Helen G. Chapin, Courtesy of the Hawaiian Historical Society

In his opening speech to the 1855 Hawaiian Legislature, Kamehameha IV identified Hawai‘i’s most serious problem as the radical decrease of the Hawaiian population. The king proposed two acts aimed at reversing this trend. The first, "An Act to Institute Hospitals for the Sick Poor," would establish hospitals in Honolulu and Lahaina. The second, the "Act to Mitigate the Evils and Diseases Arising from Prostitution," recognized that venereal diseases struck at the core of regeneration and provided for the registering and periodic physical examination of prostitutes.

Prior to 1778, Hawaiians had lived in isolation for a thousand years and practiced an ancient system of health and hygiene in perfect balance with the environment.
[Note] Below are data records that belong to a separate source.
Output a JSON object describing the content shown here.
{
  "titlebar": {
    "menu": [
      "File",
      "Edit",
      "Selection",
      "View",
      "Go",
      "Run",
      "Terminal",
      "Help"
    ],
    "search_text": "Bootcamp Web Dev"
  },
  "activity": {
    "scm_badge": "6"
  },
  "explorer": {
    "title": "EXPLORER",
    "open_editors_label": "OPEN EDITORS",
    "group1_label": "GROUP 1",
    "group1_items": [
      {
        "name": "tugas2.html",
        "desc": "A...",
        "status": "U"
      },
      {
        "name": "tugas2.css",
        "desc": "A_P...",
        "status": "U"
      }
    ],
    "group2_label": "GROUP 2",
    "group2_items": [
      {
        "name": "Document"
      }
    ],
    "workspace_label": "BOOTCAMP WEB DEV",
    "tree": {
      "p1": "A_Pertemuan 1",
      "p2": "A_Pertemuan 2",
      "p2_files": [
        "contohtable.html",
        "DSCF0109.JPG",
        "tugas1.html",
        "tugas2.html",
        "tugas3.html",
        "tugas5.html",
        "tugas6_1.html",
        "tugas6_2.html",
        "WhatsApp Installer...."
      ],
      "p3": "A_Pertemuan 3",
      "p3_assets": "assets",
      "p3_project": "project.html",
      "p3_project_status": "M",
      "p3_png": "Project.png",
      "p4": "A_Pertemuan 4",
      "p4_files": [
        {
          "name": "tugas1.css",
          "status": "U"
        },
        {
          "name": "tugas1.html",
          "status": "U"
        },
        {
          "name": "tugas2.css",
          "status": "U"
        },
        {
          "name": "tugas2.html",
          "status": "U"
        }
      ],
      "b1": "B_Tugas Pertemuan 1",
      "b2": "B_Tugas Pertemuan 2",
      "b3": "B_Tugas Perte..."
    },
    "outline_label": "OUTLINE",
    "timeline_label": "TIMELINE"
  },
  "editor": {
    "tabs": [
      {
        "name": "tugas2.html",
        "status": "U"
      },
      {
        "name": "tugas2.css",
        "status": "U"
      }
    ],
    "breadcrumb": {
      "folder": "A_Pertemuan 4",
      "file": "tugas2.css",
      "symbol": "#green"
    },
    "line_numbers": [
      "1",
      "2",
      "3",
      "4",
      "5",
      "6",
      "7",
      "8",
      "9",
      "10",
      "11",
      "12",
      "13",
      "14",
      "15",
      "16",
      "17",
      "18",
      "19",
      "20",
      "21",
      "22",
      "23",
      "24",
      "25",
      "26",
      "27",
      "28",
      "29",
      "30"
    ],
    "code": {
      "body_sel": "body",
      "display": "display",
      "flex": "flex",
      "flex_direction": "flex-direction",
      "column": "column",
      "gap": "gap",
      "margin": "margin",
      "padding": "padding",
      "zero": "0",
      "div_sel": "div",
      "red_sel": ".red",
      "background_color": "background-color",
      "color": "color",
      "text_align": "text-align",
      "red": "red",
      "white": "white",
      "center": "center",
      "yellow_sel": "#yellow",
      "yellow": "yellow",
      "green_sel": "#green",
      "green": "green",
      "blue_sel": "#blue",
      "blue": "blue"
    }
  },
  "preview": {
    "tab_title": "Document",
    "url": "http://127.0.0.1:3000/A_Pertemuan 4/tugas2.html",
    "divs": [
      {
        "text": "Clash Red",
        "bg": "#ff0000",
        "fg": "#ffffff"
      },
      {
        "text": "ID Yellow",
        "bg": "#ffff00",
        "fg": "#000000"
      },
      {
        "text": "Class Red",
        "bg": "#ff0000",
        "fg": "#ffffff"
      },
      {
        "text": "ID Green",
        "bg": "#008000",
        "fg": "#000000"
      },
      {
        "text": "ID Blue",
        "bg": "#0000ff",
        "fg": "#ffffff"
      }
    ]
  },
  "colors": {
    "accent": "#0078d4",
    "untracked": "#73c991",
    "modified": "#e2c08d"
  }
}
They had no immunity to the successive invasions of foreign diseases visited upon them. The few small hospitals for foreign seamen and various nationalities were inadequate. A devastating smallpox epidemic in 1853 made drastic measures imperative.

Yet there was strong opposition by those who argued that venereal diseases were the wages of sin. The measures were finally passed by those who insisted that health had a physical — not a moral — basis and that good community health was desirable for all. However, no money was allocated to fund these measures until 1859. Kamehameha IV and Queen Emma pledged their own money and personally raised funds for the hospital, and in 1860 a coral stone building was erected for the bargain cost of $14,728.92. When Queen Emma died, she left the bulk of her estate to the Hospital — which is today the Queen’s Medical Center.